The three old mates gathered beneath a tree are sharing memories. Like any men their age, they've collected plenty. But these are stories no one wants to have to tell.
Sonam Choepel, 75, and his fellow exiles Abu Gaga, 71, and Sonam Topgyal, 67, are among the few surviving Tibetans who took part in their country's first uprising against Chinese rule which erupted in the Tibetan capital, Lhasa, 50 years ago this Tuesday. During the conflict their leader, the Dalai Lama, fled Tibet and has remained in exile in India since.
The three men served a combined total of 53 years in Chinese prisons for their role in the 1959 uprising. Now, along with Tibetans all over the world, they are preparing to commemorate the most significant and sombre anniversary in Tibet's history - March 10, 1959.
Last week they recalled images that haunt them still, even in their new home on Sydney's northern beaches.
"It began at about midnight on March 10," said Sonam Choepel. "The Chinese army let off bombs all over Lhasa. In the morning, the city was full of dead bodies. The streets were running with blood." Sonam was one of thousands of civilians who took up arms after years of escalating tensions between his people and the Chinese Communist government, which had been claiming sovereignty over Tibet since taking power in 1949.
"I remember the Chinese People's Liberation Army starting to arrive in Lhasa in the early '50s," he said. "They were helping with the farms, building roads, as if they meant well, but it was a trick. They gradually settled around Lhasa and set up army camps. More soldiers kept coming. They started to tell the Tibetan government what to do. And then the tanks came."
Sonam Topgyal knew those tanks already. He was a boy living in Kham in eastern Tibet, home to farmers and nomads, where the initial build-up of Chinese troops began.

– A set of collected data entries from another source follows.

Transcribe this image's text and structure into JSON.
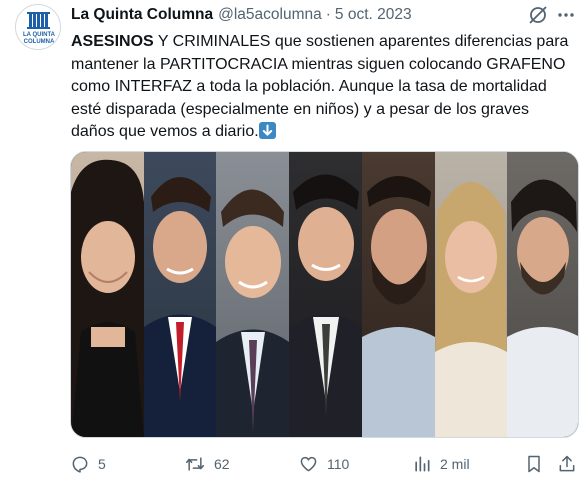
{
  "tweet": {
    "display_name": "La Quinta Columna",
    "handle": "@la5acolumna",
    "separator": "·",
    "date": "5 oct. 2023",
    "text_bold": "ASESINOS",
    "text_rest": " Y CRIMINALES que sostienen aparentes diferencias para mantener la PARTITOCRACIA mientras siguen colocando GRAFENO como INTERFAZ a toda la población. Aunque la tasa de mortalidad esté disparada (especialmente en niños) y a pesar de los graves daños que vemos a diario.",
    "emoji": "down-arrow-emoji",
    "avatar": {
      "logo_line1": "LA QUINTA",
      "logo_line2": "COLUMNA",
      "brand_color": "#1d5fa8"
    }
  },
  "media": {
    "description_icon": "photo-of-seven-politicians",
    "panels": 7
  },
  "actions": {
    "reply_count": "5",
    "retweet_count": "62",
    "like_count": "110",
    "views_count": "2 mil"
  },
  "icons": {
    "reply": "reply-icon",
    "retweet": "retweet-icon",
    "like": "heart-icon",
    "views": "views-icon",
    "bookmark": "bookmark-icon",
    "share": "share-icon",
    "grok": "grok-icon",
    "more": "more-icon"
  },
  "colors": {
    "text": "#0f1419",
    "secondary": "#536471",
    "border": "#cfd9de"
  }
}
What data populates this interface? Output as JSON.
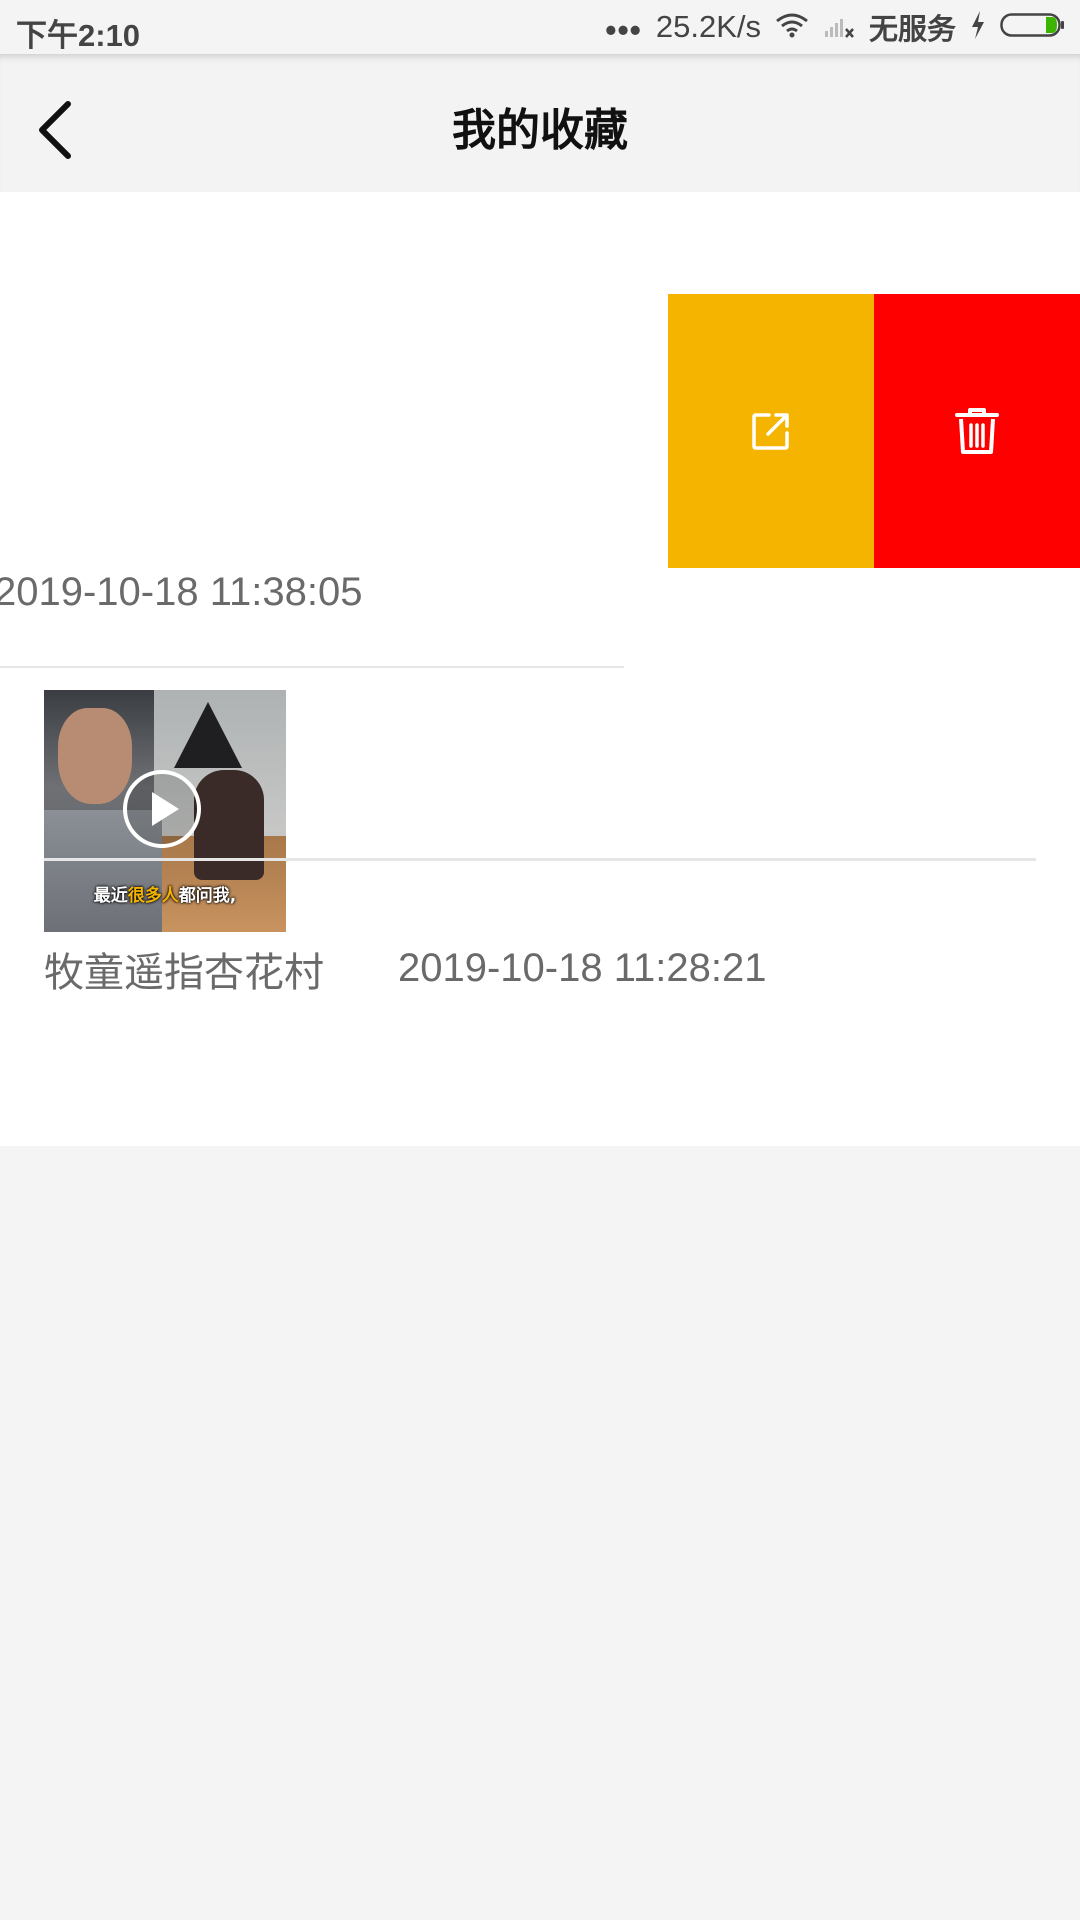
{
  "status_bar": {
    "time": "下午2:10",
    "dots": "•••",
    "net_speed": "25.2K/s",
    "carrier": "无服务",
    "icons": [
      "wifi-icon",
      "signal-icon",
      "charging-icon",
      "battery-icon"
    ]
  },
  "header": {
    "title": "我的收藏",
    "back_icon": "chevron-left-icon"
  },
  "favorites": [
    {
      "date": "2019-10-18 11:38:05",
      "swipe_actions": [
        {
          "icon": "share-icon",
          "color": "#f5b400"
        },
        {
          "icon": "trash-icon",
          "color": "#ff0000"
        }
      ]
    },
    {
      "title": "牧童遥指杏花村",
      "date": "2019-10-18 11:28:21",
      "thumbnail": {
        "caption_pre": "最近",
        "caption_highlight": "很多人",
        "caption_post": "都问我,",
        "icon": "play-icon"
      }
    }
  ],
  "colors": {
    "accent_yellow": "#f5b400",
    "delete_red": "#ff0000",
    "background": "#f4f4f4",
    "text_gray": "#6a6a6a"
  }
}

His people, the Khampas, are renowned for their dogged resistance - often on horseback and armed only with daggers - against the vast, sophisticated Chinese army. They were the first to fight back against what Tibetans regarded as a hostile invasion. "I remember they looked so different from us . . . their faces, uniforms and language. They brought weapons we had never seen."
Sonam Choepel remembers his first encounter with tanks in Lhasa in the months before the March uprising. "When I first heard them, the ground was shaking as if the world was turning upside down. It was terrifying. But over time we grew used to the tanks and our fear changed to anger."
On March 10, 1959, it burst forth as 300,000 Lhasa citizens surrounded the Dalai Lama's summer palace, the Norbulingka. Their leader was inside and they feared for his safety. In response, the Chinese troops shelled the Norbulingka and the Dalai Lama's main residence, the Potala Palace. By March 17 the Dalai Lama had fled to the Indian border in disguise.
Sonam Choepel was arrested and spent 22 years in prison. "I tried to escape twice and I was caught and tortured a lot," he said. "They handcuffed my hands behind my back for six months. When they released the cuffs, my arms were paralysed. I could not eat or reach the front of my body."
Abu Gaga, who was still fighting in the resistance years after the 1959 uprising, was captured in 1962 and remained in prison until 1979. He was handcuffed for nine years. Sonam Topgyal has deep scars on his wrists from the manacles he wore for much of his stretch in a Chinese prison from 1968 to 1982, after he was captured fighting in the resistance. He still wears his hair long in the Khampa style. It's a gesture of defiance as well as tradition.
On Tuesday, the three friends will travel to Canberra to join Australia's Tibetan community in a peaceful protest outside Parliament House and the Chinese Embassy.
The significance of half a century of exile is overlaid with painful memories of unrest across Tibet during last year's 49th anniversary. Tibetans will hold placards representing the scores of their countrymen still unaccounted for after the subsequent Chinese crackdown.
Australian Tibetans with family or friends inside the Tibetan Autonomous Region and ethnic Tibetan areas receive snatched, often coded messages of an intensifying military presence and erosion of basic freedoms. In the past fortnight protests have flared up in the Amdo Ngaba area, a focus of the 2008 unrest. On February 27, a monk from Kirti Monastery set himself on fire in protest before being shot at and arrested by security officers.
Tibetan refugee Lobsang Lungtok Ralo, 37, of Dulwich Hill, sees ominous historical parallels. He participated in the 1987 protests, which were the fiercest in Tibet since 1959 and resulted in 13 months of martial law. "Tibet has once again become a giant prison," he said.
Sydney's three witnesses to the 1959 unrest lost more friends than most. "All these people are now appearing before my eyes, like I am watching a movie," said Sonam Choepel. "But none of us regret fighting for Tibet. I still believe all this suffering will benefit our cause and that one day Tibet will be free."